Beneficiary: The person who receives benefits and/or coverage under a healthcare plan is call a beneficiary. The beneficiary of an insurance plan may not be the person paying for the plan, as is the case for young children covered under their parents’ plans.
Blue Cross Blue Shield: Blue Cross Blue Shield is a federation of 38 health insurance companies in the U.S. (some of which are non-profit companies) that offer health insurance options to eligible persons in their area. Blue Cross Blue Shield offers healthcare plans to over 100 million people in the U.S.
Capitation: This term is a fixed payment that a patient makes to a health insurance company or provider to recoup costs incurred from various healthcare services. A capitation is different from a deductible or co-pay.
Charity Care: This type of care is administered at reduced or zero cost to patients who cannot afford healthcare. Providers may offer charity care at their discretion.
Civilian Health and Medical Program of Uniform Services (CHAMPUS): CHAMPUS (now known as TRICARE) is the federal health insurance program to provide civilian health benefits to active and retired U.S armed forces military personnel members, their families, and the survivors of service members. including some members of the Reserve Component.
Clean Claim: A clean claim is an insurance claim that has no mistakes and that can be processed in a timely manner without the need for additional information. Some providers may send claims to organizations that specialize in producing clean claims, like clearinghouses.
Clearinghouse: Clearinghouses are intermediaries that review and correct medical claims as necessary before sending them to insurance companies for final processing. This careful editing process for claims is known in the medical billing industry as “claims scrubbing.”
CMS 1500: The Form CMS-1500 is the standard paper claim form to bill Medicare Fee-For-Service (FFS) Contractors when a paper claim is allowed. Commercial insurance providers often require that providers use CMS 1500 forms to process their own paper claims.
Coding: Coding is the process of translating a physician’s documentation about a patient’s medical condition and health services (such as transcription of physician’s notes, laboratory and radiologic results, etc) rendered into universal medical alphanumeric codes,that are then plugged into a claim for processing with an insurance company.
Co-Insurance: Co–insurance is the amount, generally expressed as a fixed percentage, an insured must pay against a claim after the deductible is satisfied. In health insurance, a co–insurance provision is similar to a co-payment provision, except co-pays require the insured to pay a set dollar amount at the time of the service. Co-insurance percentages vary depending on the health plan.
Collection Ratio: This refers to the ratio of payments received relative to the total amount owed to providers.

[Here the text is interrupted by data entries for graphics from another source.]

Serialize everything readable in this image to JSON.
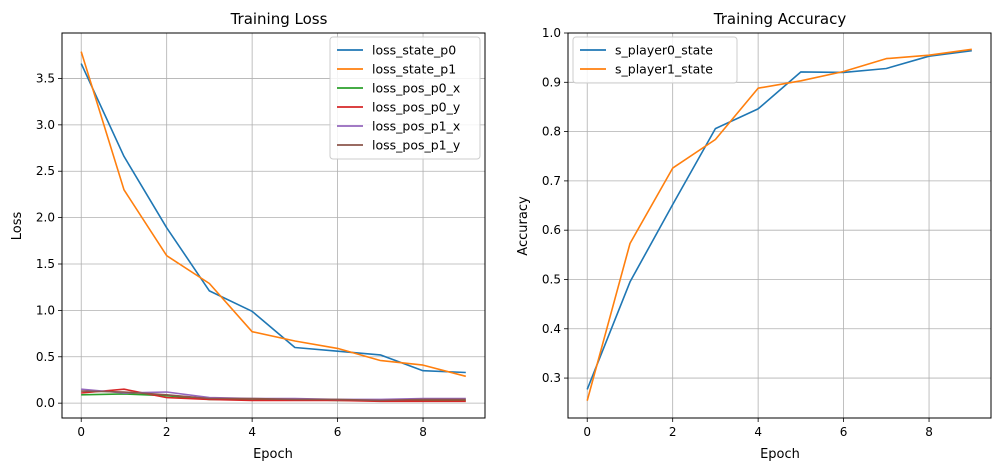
{
  "chart_data": [
    {
      "type": "line",
      "title": "Training Loss",
      "xlabel": "Epoch",
      "ylabel": "Loss",
      "x": [
        0,
        1,
        2,
        3,
        4,
        5,
        6,
        7,
        8,
        9
      ],
      "xlim": [
        -0.45,
        9.45
      ],
      "ylim": [
        -0.16,
        3.99
      ],
      "xticks": [
        0,
        2,
        4,
        6,
        8
      ],
      "yticks": [
        0.0,
        0.5,
        1.0,
        1.5,
        2.0,
        2.5,
        3.0,
        3.5
      ],
      "ytick_labels": [
        "0.0",
        "0.5",
        "1.0",
        "1.5",
        "2.0",
        "2.5",
        "3.0",
        "3.5"
      ],
      "grid": true,
      "legend": "top-right",
      "series": [
        {
          "name": "loss_state_p0",
          "color": "#1f77b4",
          "values": [
            3.66,
            2.66,
            1.89,
            1.21,
            0.99,
            0.6,
            0.56,
            0.52,
            0.35,
            0.33
          ]
        },
        {
          "name": "loss_state_p1",
          "color": "#ff7f0e",
          "values": [
            3.79,
            2.3,
            1.59,
            1.29,
            0.77,
            0.67,
            0.59,
            0.46,
            0.41,
            0.29
          ]
        },
        {
          "name": "loss_pos_p0_x",
          "color": "#2ca02c",
          "values": [
            0.09,
            0.1,
            0.08,
            0.04,
            0.04,
            0.04,
            0.03,
            0.03,
            0.03,
            0.03
          ]
        },
        {
          "name": "loss_pos_p0_y",
          "color": "#d62728",
          "values": [
            0.11,
            0.15,
            0.06,
            0.04,
            0.03,
            0.03,
            0.03,
            0.02,
            0.02,
            0.02
          ]
        },
        {
          "name": "loss_pos_p1_x",
          "color": "#9467bd",
          "values": [
            0.15,
            0.11,
            0.12,
            0.06,
            0.05,
            0.05,
            0.04,
            0.04,
            0.05,
            0.05
          ]
        },
        {
          "name": "loss_pos_p1_y",
          "color": "#8c564b",
          "values": [
            0.13,
            0.12,
            0.09,
            0.05,
            0.05,
            0.04,
            0.04,
            0.03,
            0.04,
            0.04
          ]
        }
      ]
    },
    {
      "type": "line",
      "title": "Training Accuracy",
      "xlabel": "Epoch",
      "ylabel": "Accuracy",
      "x": [
        0,
        1,
        2,
        3,
        4,
        5,
        6,
        7,
        8,
        9
      ],
      "xlim": [
        -0.45,
        9.45
      ],
      "ylim": [
        0.219,
        1.0
      ],
      "xticks": [
        0,
        2,
        4,
        6,
        8
      ],
      "yticks": [
        0.3,
        0.4,
        0.5,
        0.6,
        0.7,
        0.8,
        0.9,
        1.0
      ],
      "ytick_labels": [
        "0.3",
        "0.4",
        "0.5",
        "0.6",
        "0.7",
        "0.8",
        "0.9",
        "1.0"
      ],
      "grid": true,
      "legend": "top-left",
      "series": [
        {
          "name": "s_player0_state",
          "color": "#1f77b4",
          "values": [
            0.277,
            0.495,
            0.652,
            0.806,
            0.846,
            0.921,
            0.92,
            0.928,
            0.953,
            0.964
          ]
        },
        {
          "name": "s_player1_state",
          "color": "#ff7f0e",
          "values": [
            0.254,
            0.573,
            0.726,
            0.784,
            0.888,
            0.903,
            0.922,
            0.948,
            0.955,
            0.967
          ]
        }
      ]
    }
  ]
}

Contractual Adjustment: This refers to a binding agreement among a provider, patient, and insurance company .Contractual adjustments may occur when there is a discrepancy between what a provider charges for healthcare services and what an insurance company has decided to pay for that service.
Coordination of Benefits (COB): COB occurs when a patient is covered by more than one insurance plan. In this situation one insurance company will become the primary carrier and all other companies will be considered secondary and tertiary carriers that may cover costs left after the primary carrier has paid.
Co-Pay: A patient’s co-pay is the amount that must be paid to a provider before they receive any treatment or services. Co-pays are separate from a deductible, and will vary depending on a person’s insurance plan.
Current Procedural Technology (CPT) Code: CPT codes represent treatments and procedures performed by a physician in a 5-digit format. CPT codes are entered together with ICD-10 codes that explain a patient’s diagnosis.
Credentialing: Provider credentialing is a verification of provider’s experience, expertise, interest and willingness to provide medical care. Without successful credentialing, provider reimbursement for medical services can be delayed and, even, denied.